Prince Charles Edward was partial to the national uniform, and frequently wore it. He is represented in red, in the miniature which he gave to his secretary, Murray of Broughton, one of nine painted on copper, as gifts to his principal adherents. His Life Guards, under Lord Elcho, wore blue faced with red; but, in his small and gallant army, the Duke of Perth's regiment, wore scarlet uniforms. (Vide Spalding Club Miscell., vol. i.)
A scarlet uniform worn by Cardinal York, before he took holy orders, and probably when he commanded a body of French and Irish troops at Dunkirk, in 1745, is now preserved at Inzievar House, Fifeshire, having been preserved by Edgar of Keithwick, who was long attached to the last of the Stuarts, in the capacity of secretary.
Like the light cavalry, most of the militia corps would seem to have been originally dressed in blue. According to an old ballad, the Lothian regiment were so clad at the Battle of Bothwell-bridge in 1679.
The uniform of the first-named force has frequently varied. In 1784, the clothing of the 17th, and similar corps, was changed from scarlet to blue. They wore blue in the Peninsula, and in 1830 were clad in scarlet again, when the moustache, which they and other corps had adopted, was ordered to be shaved off. (Records of the 17th Lancers.)
The old Scottish Guard of the French kings wore hoquetons of white, "in token of their unspotted fidelity," but the other Scottish troops in the French service, the Gendarmes Écossais, who took precedence of all the household troops, and the Infanterie Écossais, which took rank after the 12th regiment of the old French line, wore blue, while scarlet was the dress of the Irish brigades of the Louis' in later years.
Our Chasseurs Brittaniques, a foreign corps, consisting in some instances, of deserters from every army in Europe, wore the national uniform, and thus, when on duty, frequently caused confusion and mistakes by their ignorance of the English language.
In 1742, the coats and breeches of the line were tightened, and the hats were looped up on three sides, and in that year, the 7th, or South British Fusiliers, and the 21st, or North British Fusiliers, figured in the high conical cap which came into vogue with the Prussian tactics. Their coats had no collars, the skirts were buttoned back and faced with blue. Numbers were first put on the coat buttons in 1767.
Red and yellow being, as we have stated, the royal livery of Scotland, the facings of Scottish regiments have generally been of the latter colour, and many that now wear blue, had yellow when first embodied.
The whole infantry of the East India Company wore the national colour, and it is greatly to be regretted that, on the commencement of our Volunteer movement, the Government did not enforce the adoption of scarlet, instead of permitting the endless varieties of silly colours and costumes now worn by many corps throughout the United Kingdom.

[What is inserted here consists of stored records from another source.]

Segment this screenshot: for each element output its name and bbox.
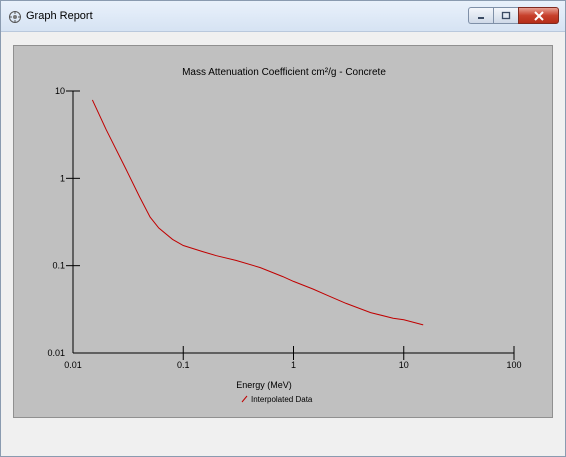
window-title: Graph Report bbox=[26, 10, 93, 22]
legend-label: Interpolated Data bbox=[251, 395, 313, 404]
x-tick-label: 100 bbox=[506, 360, 521, 370]
y-tick-label: 1 bbox=[60, 173, 65, 183]
minimize-icon bbox=[478, 16, 484, 19]
y-tick-label: 0.01 bbox=[47, 348, 65, 358]
maximize-icon bbox=[501, 11, 511, 20]
close-button[interactable] bbox=[518, 7, 559, 24]
y-tick-label: 0.1 bbox=[52, 261, 65, 271]
tick-marks: 0.01 0.1 1 10 0.01 0.1 1 10 100 bbox=[47, 86, 521, 370]
graph-panel: Mass Attenuation Coefficient cm²/g - Con… bbox=[13, 45, 553, 418]
legend: Interpolated Data bbox=[241, 395, 313, 404]
x-tick-label: 1 bbox=[291, 360, 296, 370]
y-tick-label: 10 bbox=[55, 86, 65, 96]
x-axis-label: Energy (MeV) bbox=[236, 380, 292, 390]
legend-line-icon bbox=[241, 395, 248, 403]
x-tick-label: 0.01 bbox=[64, 360, 82, 370]
x-tick-label: 10 bbox=[399, 360, 409, 370]
status-strip bbox=[13, 421, 553, 451]
graph-report-icon bbox=[9, 11, 21, 23]
series-line-interpolated-data bbox=[91, 99, 424, 326]
title-bar[interactable]: Graph Report bbox=[1, 1, 565, 32]
chart-title: Mass Attenuation Coefficient cm²/g - Con… bbox=[182, 67, 386, 78]
axes bbox=[72, 91, 514, 354]
minimize-button[interactable] bbox=[468, 7, 493, 24]
chart: Mass Attenuation Coefficient cm²/g - Con… bbox=[47, 67, 521, 404]
x-tick-label: 0.1 bbox=[177, 360, 190, 370]
maximize-button[interactable] bbox=[493, 7, 518, 24]
close-icon bbox=[533, 10, 544, 21]
window-controls bbox=[468, 7, 559, 25]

The statistics of European wars show us that the French, who are clad in blue, suffered a greater loss in proportion than the British, who wear red, when under fire. An old Peninsula officer, whose letter is before us, mentions, "When our Light Company, and the company of the 60th Rifles (green), attached to our brigade, were skirmishing on the same ground (against the enemy), the latter lost more than we did, although composed chiefly of Germans, who are proverbially cautious skirmishers. This is an important subject. I saw, at the Battle of Vittoria, the wonderful effect of the imposing appearance of the British line on the enemy. After they had been driven from their position and completely scattered, many glorious attempts were made by their officers to rally them on some heights behind the ridge on which our line was advancing. It became an object with the officer commanding the Light Companies, which were scattered in pursuit, to get them arrayed for the attack of a column which formed on one of those heights at some distance in our front, and thus became a rallying point to the thousands who were flying from the ridge in helpless confusion.